On Thu, Aug 07, 2014 at 03:49:07PM -0400, Steven Rostedt wrote:
> On Thu, 7 Aug 2014 20:46:35 +0200
> Peter Zijlstra <pet...@infradead.org> wrote:
> 
> > On Thu, Aug 07, 2014 at 07:27:53PM +0200, Peter Zijlstra wrote:
> > > Right, Steve (and Paul) please explain _why_ this is an 'RCU' at all?
> > > _Why_ do we have call_rcu_task(), and why is it entwined in the 'normal'
> > > RCU stuff? We've got SRCU -- which btw started out simple, without
> > > call_srcu() -- and that lives entirely independent. And SRCU is far more
> > > an actual RCU than this thing is, its got read side primitives and
> > > everything.
> > > 
> > > Also, I cannot think of any other use besides trampolines for this
> > > thing, but that might be my limited imagination.
> > 
> > Also, trampolines can end up in the return frames, right? So how can you
> > be sure when to wipe them?
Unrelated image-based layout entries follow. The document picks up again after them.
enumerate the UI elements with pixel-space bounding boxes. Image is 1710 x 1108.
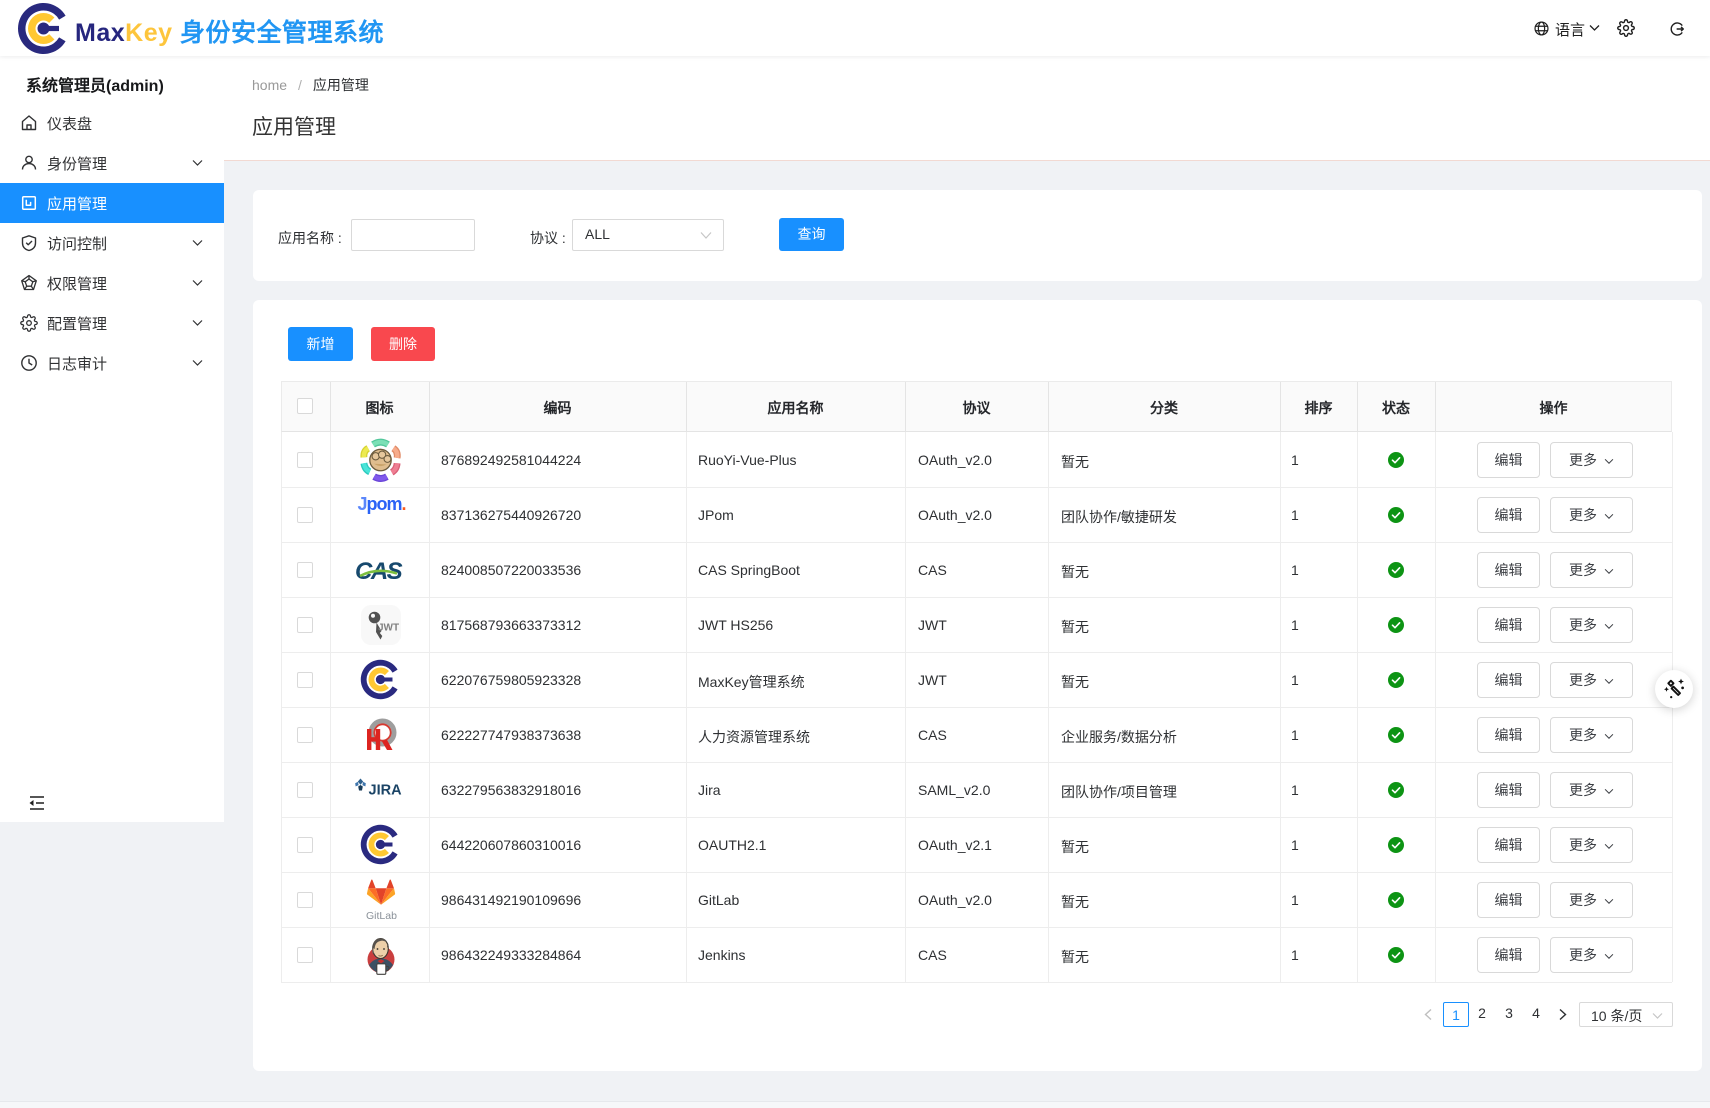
svg-text:JWT: JWT xyxy=(378,622,399,633)
svg-text:GitLab: GitLab xyxy=(366,910,397,922)
svg-text:JIRA: JIRA xyxy=(368,782,402,798)
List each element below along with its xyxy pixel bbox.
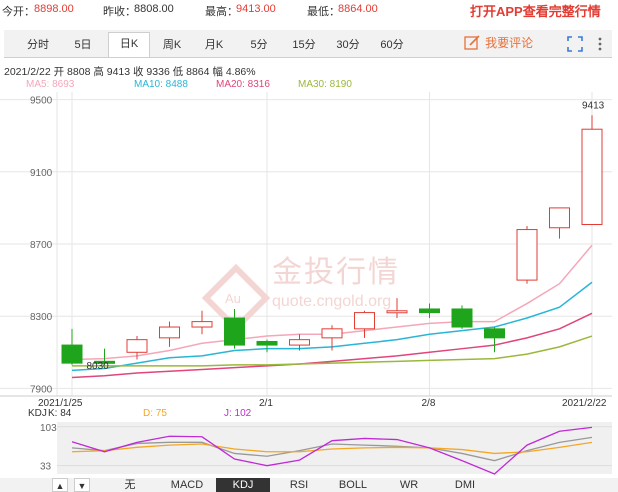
- open-label: 今开：: [2, 6, 35, 18]
- tab-3[interactable]: 周K: [152, 34, 192, 56]
- x-tick-label: 2021/1/25: [38, 398, 83, 408]
- kdj-j-label: J: 102: [224, 408, 252, 419]
- candle-body: [354, 312, 375, 330]
- more-vertical-icon[interactable]: [596, 36, 604, 52]
- prev-close-label: 昨收：: [103, 6, 136, 18]
- min-price-label: 8030: [87, 361, 110, 372]
- candle-body: [581, 128, 603, 226]
- y-tick-label: 9500: [30, 96, 53, 107]
- candle-body: [549, 207, 570, 229]
- indicator-tab-4[interactable]: BOLL: [326, 478, 380, 492]
- candle-body: [256, 340, 278, 346]
- candle-body: [159, 326, 180, 339]
- indicator-tab-2[interactable]: KDJ: [216, 478, 270, 492]
- candle-body: [419, 308, 440, 314]
- tab-8[interactable]: 60分: [372, 34, 412, 56]
- indicator-tab-1[interactable]: MACD: [160, 478, 214, 492]
- x-tick-label: 2/8: [422, 398, 436, 408]
- candle-body: [224, 317, 245, 346]
- tab-2[interactable]: 日K: [108, 32, 150, 57]
- tab-7[interactable]: 30分: [328, 34, 368, 56]
- x-tick-label: 2021/2/22: [562, 398, 607, 408]
- candle-body: [386, 310, 408, 314]
- candle-body: [126, 339, 148, 353]
- candle-body: [61, 344, 83, 364]
- comment-label: 我要评论: [485, 36, 534, 50]
- scroll-up-button[interactable]: ▲: [52, 478, 68, 492]
- y-tick-label: 7900: [30, 384, 53, 395]
- edit-icon: [464, 34, 480, 50]
- high-value: 9413.00: [236, 3, 276, 15]
- open-value: 8898.00: [34, 3, 74, 15]
- candlestick-chart: 9500 9100 8700 8300 7900 Au 金投行情 quote.cngold.o…: [0, 92, 612, 408]
- y-tick-label: 9100: [30, 168, 53, 179]
- kdj-plot-area: [57, 422, 612, 474]
- kdj-tick-label: 33: [40, 462, 52, 473]
- kdj-chart: 103 33: [40, 422, 612, 475]
- quote-widget: 今开： 8898.00 昨收： 8808.00 最高： 9413.00 最低： …: [0, 0, 618, 492]
- kdj-d-label: D: 75: [143, 408, 167, 419]
- watermark-badge: Au: [225, 291, 241, 306]
- kdj-k-label: K: 84: [48, 408, 72, 419]
- candle-body: [321, 328, 343, 339]
- open-app-link[interactable]: 打开APP查看完整行情: [470, 1, 601, 20]
- tab-0[interactable]: 分时: [18, 34, 58, 56]
- watermark-url: quote.cngold.org: [272, 293, 391, 310]
- tab-1[interactable]: 5日: [64, 34, 102, 56]
- fullscreen-icon[interactable]: [567, 36, 583, 52]
- comment-button[interactable]: 我要评论: [464, 34, 533, 52]
- x-tick-label: 2/1: [259, 398, 273, 408]
- indicator-tab-6[interactable]: DMI: [438, 478, 492, 492]
- indicator-tab-0[interactable]: 无: [100, 478, 160, 492]
- kdj-tick-label: 103: [40, 423, 57, 434]
- tab-4[interactable]: 月K: [194, 34, 234, 56]
- candle-body: [191, 321, 213, 328]
- prev-close-value: 8808.00: [134, 3, 174, 15]
- watermark-brand: 金投行情: [272, 255, 400, 290]
- kdj-title: KDJ: [28, 408, 47, 419]
- candle-body: [289, 339, 310, 346]
- indicator-tab-5[interactable]: WR: [382, 478, 436, 492]
- ohlc-info-line: 2021/2/22 开 8808 高 9413 收 9336 低 8864 幅 …: [4, 66, 256, 78]
- high-label: 最高：: [205, 6, 238, 18]
- max-price-label: 9413: [582, 100, 605, 111]
- low-value: 8864.00: [338, 3, 378, 15]
- y-tick-label: 8300: [30, 312, 53, 323]
- tab-5[interactable]: 5分: [240, 34, 278, 56]
- low-label: 最低：: [307, 6, 340, 18]
- scroll-down-button[interactable]: ▼: [74, 478, 90, 492]
- y-tick-label: 8700: [30, 240, 53, 251]
- candle-body: [451, 308, 473, 328]
- indicator-tab-3[interactable]: RSI: [272, 478, 326, 492]
- candle-body: [516, 229, 538, 281]
- candle-body: [484, 328, 505, 339]
- tab-6[interactable]: 15分: [284, 34, 324, 56]
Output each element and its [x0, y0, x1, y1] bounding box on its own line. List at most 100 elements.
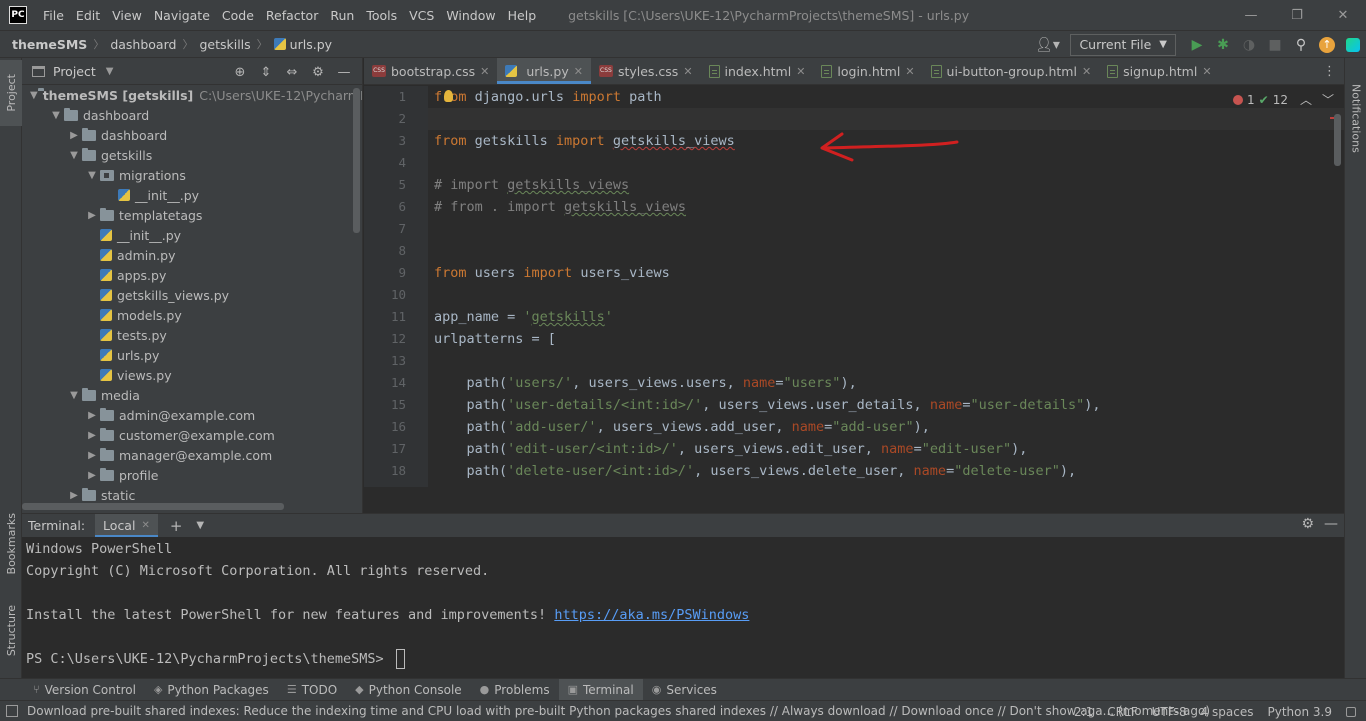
tool-window-problems[interactable]: ● Problems: [471, 679, 559, 701]
structure-tool-tab[interactable]: Structure: [0, 596, 22, 666]
tree-node[interactable]: ▶ profile: [22, 465, 362, 485]
next-highlight-icon[interactable]: ﹀: [1322, 91, 1334, 108]
chevron-down-icon[interactable]: ▼: [66, 150, 82, 161]
update-icon[interactable]: ↑: [1314, 32, 1340, 58]
tool-window-python-console[interactable]: ◆ Python Console: [346, 679, 471, 701]
search-icon[interactable]: ⚲: [1288, 32, 1314, 58]
notifications-tool-tab[interactable]: Notifications: [1345, 68, 1366, 168]
tool-window-terminal[interactable]: ▣ Terminal: [558, 678, 643, 701]
hide-icon[interactable]: —: [1324, 516, 1338, 532]
menu-item-help[interactable]: Help: [502, 8, 543, 23]
terminal-output[interactable]: Windows PowerShell Copyright (C) Microso…: [22, 537, 1344, 678]
menu-item-tools[interactable]: Tools: [360, 8, 403, 23]
chevron-down-icon[interactable]: ▼: [66, 390, 82, 401]
chevron-down-icon[interactable]: ▼: [196, 520, 204, 531]
tree-node[interactable]: __init__.py: [22, 225, 362, 245]
lock-icon[interactable]: [1346, 706, 1356, 717]
run-configuration-select[interactable]: Current File ▼: [1070, 33, 1176, 56]
editor-vertical-scrollbar[interactable]: [1334, 114, 1341, 166]
project-tool-tab[interactable]: Project: [0, 60, 22, 126]
chevron-right-icon[interactable]: ▶: [84, 430, 100, 441]
close-icon[interactable]: ✕: [683, 65, 692, 78]
hide-icon[interactable]: —: [332, 61, 356, 83]
gear-icon[interactable]: ⚙: [1301, 516, 1314, 532]
user-icon[interactable]: 👤︎▾: [1034, 32, 1060, 58]
more-tabs-icon[interactable]: ⋮: [1323, 64, 1336, 79]
debug-icon[interactable]: ✱: [1210, 32, 1236, 58]
minimize-icon[interactable]: —: [1228, 0, 1274, 30]
jetbrains-icon[interactable]: [1340, 32, 1366, 58]
caret-position[interactable]: 2:1: [1074, 705, 1093, 719]
breadcrumb-dashboard[interactable]: dashboard: [110, 37, 176, 52]
tree-node[interactable]: ▼ getskills: [22, 145, 362, 165]
tree-node[interactable]: views.py: [22, 365, 362, 385]
intention-bulb-icon[interactable]: [444, 90, 453, 102]
line-separator[interactable]: CRLF: [1107, 705, 1137, 719]
tree-node[interactable]: ▶ admin@example.com: [22, 405, 362, 425]
collapse-all-icon[interactable]: ⇔: [280, 61, 304, 83]
tree-node[interactable]: ▼ media: [22, 385, 362, 405]
tree-node[interactable]: apps.py: [22, 265, 362, 285]
menu-item-edit[interactable]: Edit: [70, 8, 106, 23]
tree-node[interactable]: ▶ templatetags: [22, 205, 362, 225]
tree-node[interactable]: models.py: [22, 305, 362, 325]
close-icon[interactable]: ✕: [796, 65, 805, 78]
status-toggle-icon[interactable]: [6, 705, 18, 717]
tree-node[interactable]: getskills_views.py: [22, 285, 362, 305]
tree-node[interactable]: ▼ migrations: [22, 165, 362, 185]
gear-icon[interactable]: ⚙: [306, 61, 330, 83]
close-icon[interactable]: ✕: [905, 65, 914, 78]
chevron-down-icon[interactable]: ▼: [84, 170, 100, 181]
menu-item-refactor[interactable]: Refactor: [260, 8, 324, 23]
close-icon[interactable]: ✕: [1082, 65, 1091, 78]
close-icon[interactable]: ✕: [480, 65, 489, 78]
bookmarks-tool-tab[interactable]: Bookmarks: [0, 506, 22, 582]
expand-all-icon[interactable]: ⇕: [254, 61, 278, 83]
tree-node[interactable]: tests.py: [22, 325, 362, 345]
editor-tab[interactable]: CSS styles.css ✕: [591, 58, 701, 84]
previous-highlight-icon[interactable]: ︿: [1300, 91, 1312, 108]
editor-tab[interactable]: login.html ✕: [813, 58, 922, 84]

Passing through schedule() isn't enough for
> > that.
> 
> Not sure what you mean.

void bar()
{
        mutex_lock();
        ...
        mutex_unlock();
}

void foo()
{
        bar();
}

Normally that'll give you a stack/return frame like:

 foo()
   bar()
     mutex_lock()
       schedule();

Now suppose there's a trampoline around bar(), that would give:

  foo()
    __trampoline()
      bar()
        mutex_lock()
          schedule()

so the function return of bar doesn't point to foo, but to the
trampoline. But we call schedule() from mutex_lock() and think we're all
good.

> > Userspace is, but kernel threads typically don't ever end up there.

> Hence, once something calls schedule() directly, we know that it is not
> on a trampoline, nor is it going to return to one.

How can you say its not going to return to one?